1. Tales of Mystery and Imagination by Edgar Allan Poe

I remember being quite shocked by Poe when I first read these stories. I had seen the Roger Corman adaptation of several of them, but they did not prepare me for the weirdness of the actual tales. This is bizarre, hallucinogenic horror that, despite the florid language, seems very modern in its focus on the psychology of its characters – on their obsessions, anxieties and very dark desires.

2. The Haunting of Hill House by Shirley Jackson

I didn’t read The Haunting of Hill House until quite recently. The 1963 movie of the book has always been a favourite of mine, but Shirley Jackson’s book is far more complex than the movie and is superbly written. Both The Haunting and Poe’s The Fall of the House of Usher were influences on The Dead of Winter.

3. Ghost Stories of an Antiquary by M. R. James

Like Shirley Jackson, I came to M. R. James via adaptations. His work was filmed in the 1970s by Lawrence Gordon Clark for the BBC’s A Ghost Story for Christmas. The tales are stranger and darker then you might think if you know them only by their cosy 'traditional ghost story' reputation. ‘A Warning to the Curious’ is on of his best and could almost stand as a theme for a lot of his work.

4. I am Legend by Richard Matheson

Is this a horror book or a sci-fi book? Actually, it’s neither and both. The writing is taut and though the scenario is fantastic (a man holding out against the mass victims of a kind of plague of vampirism) it is never less than horribly believable.
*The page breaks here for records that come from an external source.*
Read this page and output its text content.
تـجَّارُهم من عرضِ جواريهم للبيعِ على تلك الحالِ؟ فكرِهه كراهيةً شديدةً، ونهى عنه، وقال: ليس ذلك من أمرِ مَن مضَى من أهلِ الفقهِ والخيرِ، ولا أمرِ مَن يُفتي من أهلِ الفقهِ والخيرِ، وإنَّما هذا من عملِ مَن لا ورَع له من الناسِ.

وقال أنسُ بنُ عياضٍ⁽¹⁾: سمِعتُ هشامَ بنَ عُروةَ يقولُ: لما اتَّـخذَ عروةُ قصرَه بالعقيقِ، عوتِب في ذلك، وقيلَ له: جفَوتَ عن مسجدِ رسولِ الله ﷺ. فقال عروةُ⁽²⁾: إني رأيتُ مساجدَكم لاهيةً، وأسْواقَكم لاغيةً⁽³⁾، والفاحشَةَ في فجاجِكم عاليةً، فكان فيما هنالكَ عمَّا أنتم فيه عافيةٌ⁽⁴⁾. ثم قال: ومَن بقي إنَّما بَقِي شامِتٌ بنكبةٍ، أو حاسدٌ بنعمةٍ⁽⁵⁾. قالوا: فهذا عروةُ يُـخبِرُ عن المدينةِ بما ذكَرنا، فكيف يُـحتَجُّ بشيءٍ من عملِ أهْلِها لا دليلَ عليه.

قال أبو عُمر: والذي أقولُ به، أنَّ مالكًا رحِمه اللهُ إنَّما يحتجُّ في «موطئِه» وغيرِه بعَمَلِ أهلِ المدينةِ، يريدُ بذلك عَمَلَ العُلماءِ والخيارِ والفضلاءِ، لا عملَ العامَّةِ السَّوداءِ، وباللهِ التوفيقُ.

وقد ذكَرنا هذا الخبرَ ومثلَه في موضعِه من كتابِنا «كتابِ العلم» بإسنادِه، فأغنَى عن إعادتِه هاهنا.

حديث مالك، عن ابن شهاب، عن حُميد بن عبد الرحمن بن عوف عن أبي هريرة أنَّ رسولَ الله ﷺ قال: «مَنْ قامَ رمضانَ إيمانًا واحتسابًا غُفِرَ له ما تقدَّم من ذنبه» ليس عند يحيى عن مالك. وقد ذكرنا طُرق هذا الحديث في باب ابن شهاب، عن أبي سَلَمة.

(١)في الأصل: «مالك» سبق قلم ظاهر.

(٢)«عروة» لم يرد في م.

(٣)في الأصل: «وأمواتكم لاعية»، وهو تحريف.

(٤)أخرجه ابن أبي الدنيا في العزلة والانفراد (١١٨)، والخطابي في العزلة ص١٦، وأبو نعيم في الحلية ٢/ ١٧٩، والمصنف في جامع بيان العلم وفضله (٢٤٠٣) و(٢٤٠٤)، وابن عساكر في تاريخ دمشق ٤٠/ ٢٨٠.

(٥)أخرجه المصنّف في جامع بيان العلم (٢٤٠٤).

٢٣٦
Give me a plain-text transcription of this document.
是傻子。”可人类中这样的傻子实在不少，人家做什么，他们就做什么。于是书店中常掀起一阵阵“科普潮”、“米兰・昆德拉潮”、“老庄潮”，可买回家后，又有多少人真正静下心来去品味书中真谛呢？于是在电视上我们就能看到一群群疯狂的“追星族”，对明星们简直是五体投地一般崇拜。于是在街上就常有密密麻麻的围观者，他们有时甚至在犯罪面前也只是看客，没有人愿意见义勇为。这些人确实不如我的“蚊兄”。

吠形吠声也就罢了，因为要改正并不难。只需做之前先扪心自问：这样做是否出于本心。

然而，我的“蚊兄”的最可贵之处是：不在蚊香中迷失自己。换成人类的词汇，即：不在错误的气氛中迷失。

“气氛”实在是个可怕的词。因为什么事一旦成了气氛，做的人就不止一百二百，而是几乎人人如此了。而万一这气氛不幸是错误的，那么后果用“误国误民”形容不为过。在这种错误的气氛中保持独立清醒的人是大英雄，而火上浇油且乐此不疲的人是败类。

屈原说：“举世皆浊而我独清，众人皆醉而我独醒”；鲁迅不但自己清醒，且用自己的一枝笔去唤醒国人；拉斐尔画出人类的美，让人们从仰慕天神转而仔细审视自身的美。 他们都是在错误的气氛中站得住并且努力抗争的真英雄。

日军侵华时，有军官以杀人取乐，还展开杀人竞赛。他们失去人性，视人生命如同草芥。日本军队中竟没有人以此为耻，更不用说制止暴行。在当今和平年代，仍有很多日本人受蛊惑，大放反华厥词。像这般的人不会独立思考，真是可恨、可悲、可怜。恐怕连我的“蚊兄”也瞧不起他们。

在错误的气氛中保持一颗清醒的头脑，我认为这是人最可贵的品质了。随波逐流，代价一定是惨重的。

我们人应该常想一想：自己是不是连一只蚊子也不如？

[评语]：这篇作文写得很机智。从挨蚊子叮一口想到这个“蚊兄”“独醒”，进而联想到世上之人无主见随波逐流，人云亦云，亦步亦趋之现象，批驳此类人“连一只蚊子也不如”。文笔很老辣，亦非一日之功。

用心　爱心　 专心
Tense and nerve-jangling to the very end.

5. The Dunwich Horror by H. P. Lovecraft

H. P. Lovecraft is often cited as an influence by American writers of uncanny fiction. This book knocked me sideways when I read it – it is so strangely written. The opening passages are particularly good. As with Poe there is something of the deranged – almost hysterical – about the prose style itself. But I mean that in a good way.


Cinema and television played a huge part in my development as a writer. In the case of horror fiction, I was encouraged to read the books because of the movies they had inspired, whether it was Dracula or Dr Jekyll and Mr Hyde or The Masque of the Red Death. Here is a list of my top five Frankenstein-inspired movies:


The 1931 James Whale directed movie is an extraordinary creation by any measure. It does owe a debt to Fritz Lang’s Metropolis from five years earlier, and even to The Golem of 1920, but they are cold in comparison. It is Karloff ’s performance that makes this movie unforgettable and that has made Frankenstein’s monster part of our modern mythology.


James Whale’s second visit to Mary Shelley’s novel was a lot stranger than his first and all the better for it. It also features a wonderful double performance by Elsa Lanchester as both Mary Shelley in the prelude and the bride. Now of course, if she was betrothed to anyone, it was the creature not his creator, and in the novel Frankenstein destroys his work before he brings it to life, but as with his first movie, James Whale’s lack of respect for his source material produces something a little bit wonderful.


Frankenstein is the godfather of all rebel robot and android movies. Mary Shelley was playing with the issues around what it means to be human a long time before Philip K Dick wrote his novel Do Androids Dream of Electric Sheep? (filmed as  Blade Runner by Ridley Scott). It also owes a debt to Metropolis (by way of Film Noir), but the famous dying speech by Rutger Hauer’s android before his death seems to have something of the pathos and Romantic grandeur of Mary Shelley’s creature.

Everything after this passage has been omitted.